I'll keep chasing the soles of your shoes…

        He finds you lying on your bed, staring at nothing in particular. Your eyes are closed but you hear him coming and you know it's him by the way he walks.

        "Lee." He sits on your bed without invitation. "I think… that we should talk."

        "Okay."

        You wait for him to begin but he doesn't. He shifts his weight and you can almost hear him chewing the inside of his cheek and you refuse to open your eyes. "Well… I… er." Deep breath. "I noticed that you seem really depressed lately and really angry and we never talk anymore and I thought that maybe I thought we could just—well that you might have something that you wanted to talk about. Because you know you were always there for me. And all." He finishes lamely, running out of steam and too embarassed to continue. He shifts his weight again. "Would you open your eyes?" He asks. "I keep thinking you're asleep."

        You comply and look everywhere but at him. "So you think I want to talk about something because I've been depressed lately."

        "You don't eat." He states and it's true, you can see your ribs now, stabbing outwards from your skin. "You never talk. Lee, you're like a shadow."

        He seems to have forgotten that only a few weeks ago he was the same way. You focus your eyes on the ceiling and clench your teeth because you don't want to say what you do. "Well, I can't think of anything I have to talk about with you. Sorry."

        "Oh." He sounds abashed. Ashamed. And confused.

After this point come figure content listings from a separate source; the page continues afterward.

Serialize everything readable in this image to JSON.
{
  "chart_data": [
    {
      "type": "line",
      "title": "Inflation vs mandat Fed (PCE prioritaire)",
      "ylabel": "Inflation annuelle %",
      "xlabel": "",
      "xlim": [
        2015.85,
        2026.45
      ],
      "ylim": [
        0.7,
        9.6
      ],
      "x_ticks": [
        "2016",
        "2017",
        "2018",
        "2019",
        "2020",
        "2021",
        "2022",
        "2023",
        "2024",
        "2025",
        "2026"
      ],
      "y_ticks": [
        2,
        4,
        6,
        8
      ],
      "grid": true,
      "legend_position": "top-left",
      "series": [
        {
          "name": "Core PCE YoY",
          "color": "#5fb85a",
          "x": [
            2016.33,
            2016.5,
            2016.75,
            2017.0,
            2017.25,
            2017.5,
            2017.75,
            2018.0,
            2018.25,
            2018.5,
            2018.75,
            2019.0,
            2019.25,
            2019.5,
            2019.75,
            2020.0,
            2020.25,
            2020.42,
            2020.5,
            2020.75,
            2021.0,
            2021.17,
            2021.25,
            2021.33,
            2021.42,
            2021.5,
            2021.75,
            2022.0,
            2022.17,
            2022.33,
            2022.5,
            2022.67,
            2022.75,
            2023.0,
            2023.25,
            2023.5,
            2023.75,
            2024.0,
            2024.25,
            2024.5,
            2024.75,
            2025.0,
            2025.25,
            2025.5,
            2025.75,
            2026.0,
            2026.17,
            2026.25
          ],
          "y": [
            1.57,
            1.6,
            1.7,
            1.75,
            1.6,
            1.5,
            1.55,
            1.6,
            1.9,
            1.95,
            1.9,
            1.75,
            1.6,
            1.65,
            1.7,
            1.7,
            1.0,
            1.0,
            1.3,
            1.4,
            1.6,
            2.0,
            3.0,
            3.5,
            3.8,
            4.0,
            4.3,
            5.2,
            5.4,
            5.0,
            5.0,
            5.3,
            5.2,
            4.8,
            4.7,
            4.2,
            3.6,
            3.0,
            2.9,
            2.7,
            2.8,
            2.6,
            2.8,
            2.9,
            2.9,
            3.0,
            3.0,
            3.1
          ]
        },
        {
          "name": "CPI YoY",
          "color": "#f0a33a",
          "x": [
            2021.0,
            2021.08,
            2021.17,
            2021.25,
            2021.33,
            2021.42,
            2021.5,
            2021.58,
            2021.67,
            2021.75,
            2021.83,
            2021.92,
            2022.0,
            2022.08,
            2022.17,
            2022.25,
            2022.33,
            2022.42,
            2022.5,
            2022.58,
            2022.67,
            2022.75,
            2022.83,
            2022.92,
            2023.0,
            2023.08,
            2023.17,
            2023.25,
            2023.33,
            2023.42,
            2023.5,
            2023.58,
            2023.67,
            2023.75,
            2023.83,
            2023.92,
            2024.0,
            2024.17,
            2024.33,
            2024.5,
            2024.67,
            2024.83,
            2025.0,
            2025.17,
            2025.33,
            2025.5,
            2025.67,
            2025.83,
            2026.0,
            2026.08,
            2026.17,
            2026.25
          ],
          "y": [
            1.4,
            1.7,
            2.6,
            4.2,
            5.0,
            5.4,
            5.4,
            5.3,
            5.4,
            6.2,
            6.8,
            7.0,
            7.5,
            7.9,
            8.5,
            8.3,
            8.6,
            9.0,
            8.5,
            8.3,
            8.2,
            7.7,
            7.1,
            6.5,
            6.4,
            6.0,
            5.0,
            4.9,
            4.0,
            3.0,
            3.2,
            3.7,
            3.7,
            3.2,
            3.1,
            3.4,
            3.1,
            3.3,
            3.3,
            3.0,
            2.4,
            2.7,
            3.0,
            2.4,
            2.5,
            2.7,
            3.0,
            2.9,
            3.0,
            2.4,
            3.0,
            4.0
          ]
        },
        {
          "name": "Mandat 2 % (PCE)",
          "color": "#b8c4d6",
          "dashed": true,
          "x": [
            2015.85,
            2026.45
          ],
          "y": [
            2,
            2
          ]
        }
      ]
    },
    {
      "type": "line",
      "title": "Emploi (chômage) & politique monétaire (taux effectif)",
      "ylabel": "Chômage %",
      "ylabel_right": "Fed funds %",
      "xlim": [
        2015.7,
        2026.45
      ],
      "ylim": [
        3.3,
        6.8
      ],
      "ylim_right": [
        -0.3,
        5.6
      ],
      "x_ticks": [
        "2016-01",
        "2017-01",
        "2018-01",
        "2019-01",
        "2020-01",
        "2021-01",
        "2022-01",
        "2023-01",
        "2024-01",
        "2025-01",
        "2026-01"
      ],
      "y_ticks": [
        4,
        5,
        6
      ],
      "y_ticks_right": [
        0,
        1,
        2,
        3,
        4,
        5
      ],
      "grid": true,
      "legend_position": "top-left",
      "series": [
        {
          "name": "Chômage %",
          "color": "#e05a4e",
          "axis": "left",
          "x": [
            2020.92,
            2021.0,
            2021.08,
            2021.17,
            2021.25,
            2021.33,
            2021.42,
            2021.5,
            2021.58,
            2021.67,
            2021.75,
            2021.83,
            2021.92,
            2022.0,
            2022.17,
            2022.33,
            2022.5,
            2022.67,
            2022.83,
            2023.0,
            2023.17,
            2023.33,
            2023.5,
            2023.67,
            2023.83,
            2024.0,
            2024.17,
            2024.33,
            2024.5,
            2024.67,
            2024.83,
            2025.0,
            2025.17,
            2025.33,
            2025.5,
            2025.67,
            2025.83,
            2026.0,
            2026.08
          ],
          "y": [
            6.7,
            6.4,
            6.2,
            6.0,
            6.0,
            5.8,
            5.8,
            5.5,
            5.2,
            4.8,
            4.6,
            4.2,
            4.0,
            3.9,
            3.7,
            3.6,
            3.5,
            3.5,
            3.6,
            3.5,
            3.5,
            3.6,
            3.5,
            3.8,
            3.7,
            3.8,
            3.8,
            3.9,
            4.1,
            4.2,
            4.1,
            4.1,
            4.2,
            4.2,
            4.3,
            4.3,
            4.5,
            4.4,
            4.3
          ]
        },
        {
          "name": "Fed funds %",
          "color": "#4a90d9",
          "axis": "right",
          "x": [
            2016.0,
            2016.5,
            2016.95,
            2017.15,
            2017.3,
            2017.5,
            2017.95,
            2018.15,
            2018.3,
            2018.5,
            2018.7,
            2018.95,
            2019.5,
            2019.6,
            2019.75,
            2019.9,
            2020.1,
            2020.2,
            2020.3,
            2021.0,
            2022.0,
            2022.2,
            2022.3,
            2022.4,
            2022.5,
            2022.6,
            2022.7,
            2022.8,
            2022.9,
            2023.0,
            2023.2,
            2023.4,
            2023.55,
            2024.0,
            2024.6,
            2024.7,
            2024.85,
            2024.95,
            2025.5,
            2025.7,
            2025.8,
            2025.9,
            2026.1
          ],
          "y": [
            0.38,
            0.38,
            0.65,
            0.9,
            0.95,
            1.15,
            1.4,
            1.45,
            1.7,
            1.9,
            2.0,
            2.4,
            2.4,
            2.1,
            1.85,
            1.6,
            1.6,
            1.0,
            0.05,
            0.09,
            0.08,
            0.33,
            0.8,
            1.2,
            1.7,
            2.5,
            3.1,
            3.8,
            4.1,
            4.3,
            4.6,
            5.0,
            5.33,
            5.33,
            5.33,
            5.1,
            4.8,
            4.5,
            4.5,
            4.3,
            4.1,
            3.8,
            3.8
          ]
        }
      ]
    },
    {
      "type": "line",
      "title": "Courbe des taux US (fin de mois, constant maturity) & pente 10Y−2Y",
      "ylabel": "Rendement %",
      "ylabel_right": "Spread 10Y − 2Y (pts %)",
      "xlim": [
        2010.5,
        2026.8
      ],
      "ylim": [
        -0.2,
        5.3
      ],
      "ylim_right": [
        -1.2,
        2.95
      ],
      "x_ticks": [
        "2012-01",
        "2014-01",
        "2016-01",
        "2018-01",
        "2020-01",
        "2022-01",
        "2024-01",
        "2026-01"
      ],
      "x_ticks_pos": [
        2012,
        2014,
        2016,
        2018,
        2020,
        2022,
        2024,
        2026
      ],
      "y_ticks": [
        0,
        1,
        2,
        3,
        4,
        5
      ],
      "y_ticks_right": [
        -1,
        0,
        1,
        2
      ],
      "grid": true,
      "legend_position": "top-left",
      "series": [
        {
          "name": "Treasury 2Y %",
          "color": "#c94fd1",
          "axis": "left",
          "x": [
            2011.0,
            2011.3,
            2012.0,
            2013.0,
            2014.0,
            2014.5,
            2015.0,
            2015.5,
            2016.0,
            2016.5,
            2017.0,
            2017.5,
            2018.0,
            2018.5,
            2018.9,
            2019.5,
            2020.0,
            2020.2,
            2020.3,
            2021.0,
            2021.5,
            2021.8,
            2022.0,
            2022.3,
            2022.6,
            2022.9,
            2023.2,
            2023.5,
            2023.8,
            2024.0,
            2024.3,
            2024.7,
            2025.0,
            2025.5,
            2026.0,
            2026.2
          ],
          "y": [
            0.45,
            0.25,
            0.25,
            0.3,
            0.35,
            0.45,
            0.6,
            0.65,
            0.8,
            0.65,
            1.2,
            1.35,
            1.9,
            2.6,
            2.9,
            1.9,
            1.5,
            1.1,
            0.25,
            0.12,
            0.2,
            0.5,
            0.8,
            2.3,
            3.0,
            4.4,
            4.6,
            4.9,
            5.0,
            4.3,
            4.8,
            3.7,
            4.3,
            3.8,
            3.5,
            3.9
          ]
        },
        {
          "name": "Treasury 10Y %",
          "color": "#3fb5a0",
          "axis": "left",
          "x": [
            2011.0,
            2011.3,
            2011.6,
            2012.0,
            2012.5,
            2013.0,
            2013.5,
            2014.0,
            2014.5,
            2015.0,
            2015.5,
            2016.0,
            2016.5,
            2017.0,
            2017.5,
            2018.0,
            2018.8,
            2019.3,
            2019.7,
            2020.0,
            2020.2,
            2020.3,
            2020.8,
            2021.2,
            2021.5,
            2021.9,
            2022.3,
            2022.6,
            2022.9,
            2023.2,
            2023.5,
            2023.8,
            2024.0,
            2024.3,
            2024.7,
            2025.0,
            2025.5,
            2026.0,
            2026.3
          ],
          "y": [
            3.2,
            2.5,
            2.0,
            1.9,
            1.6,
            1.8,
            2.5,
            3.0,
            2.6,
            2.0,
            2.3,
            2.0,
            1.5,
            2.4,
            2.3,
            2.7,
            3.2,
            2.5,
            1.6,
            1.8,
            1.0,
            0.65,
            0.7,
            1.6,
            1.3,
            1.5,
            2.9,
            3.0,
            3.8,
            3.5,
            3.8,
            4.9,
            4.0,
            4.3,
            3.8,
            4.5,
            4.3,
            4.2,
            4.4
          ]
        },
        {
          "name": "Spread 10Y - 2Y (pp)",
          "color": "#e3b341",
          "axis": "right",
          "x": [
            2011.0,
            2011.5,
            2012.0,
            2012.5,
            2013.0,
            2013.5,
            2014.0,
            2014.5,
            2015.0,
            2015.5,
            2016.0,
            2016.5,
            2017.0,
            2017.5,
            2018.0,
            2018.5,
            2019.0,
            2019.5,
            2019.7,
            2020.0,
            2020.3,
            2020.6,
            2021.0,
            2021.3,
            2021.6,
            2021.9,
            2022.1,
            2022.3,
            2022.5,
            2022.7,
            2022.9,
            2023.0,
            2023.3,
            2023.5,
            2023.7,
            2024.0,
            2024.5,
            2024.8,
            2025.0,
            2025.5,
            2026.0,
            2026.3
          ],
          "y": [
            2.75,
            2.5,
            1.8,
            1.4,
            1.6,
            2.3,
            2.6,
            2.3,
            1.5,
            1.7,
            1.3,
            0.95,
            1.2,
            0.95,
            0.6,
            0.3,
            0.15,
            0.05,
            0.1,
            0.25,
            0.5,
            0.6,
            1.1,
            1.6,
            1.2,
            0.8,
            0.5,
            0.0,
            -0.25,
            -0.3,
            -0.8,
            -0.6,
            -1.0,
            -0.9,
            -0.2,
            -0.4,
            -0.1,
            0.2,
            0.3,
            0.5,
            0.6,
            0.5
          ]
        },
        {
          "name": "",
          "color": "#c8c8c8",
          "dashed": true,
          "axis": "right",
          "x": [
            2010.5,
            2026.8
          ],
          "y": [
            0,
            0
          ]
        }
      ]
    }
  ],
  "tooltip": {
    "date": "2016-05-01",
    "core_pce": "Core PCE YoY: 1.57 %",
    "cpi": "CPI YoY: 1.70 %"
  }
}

You've never so blatantly refused him and after all he was trying to help- but honestly what the hell could he do? He's trying but you won't let him now. Better for him to just forget you and keep living his wonderful life.

        "Yeah." You close your eyes again. In your mind you are screaming for him to go away. You've already ruined his day. You're not trying to hurt him. You love him and you can't help it and he's still there, still trying to be a friend to you when all you want is for him to just disappear. Except you're not sure you'd be better off without him.

        "Well…" He gets off your bed. "I just…" Struggling. "Lee, I…" He sighs. You open your eyes as if to prompt him to get the hell on with it. He gives you a wan smile. "I just hope you're happy, is all."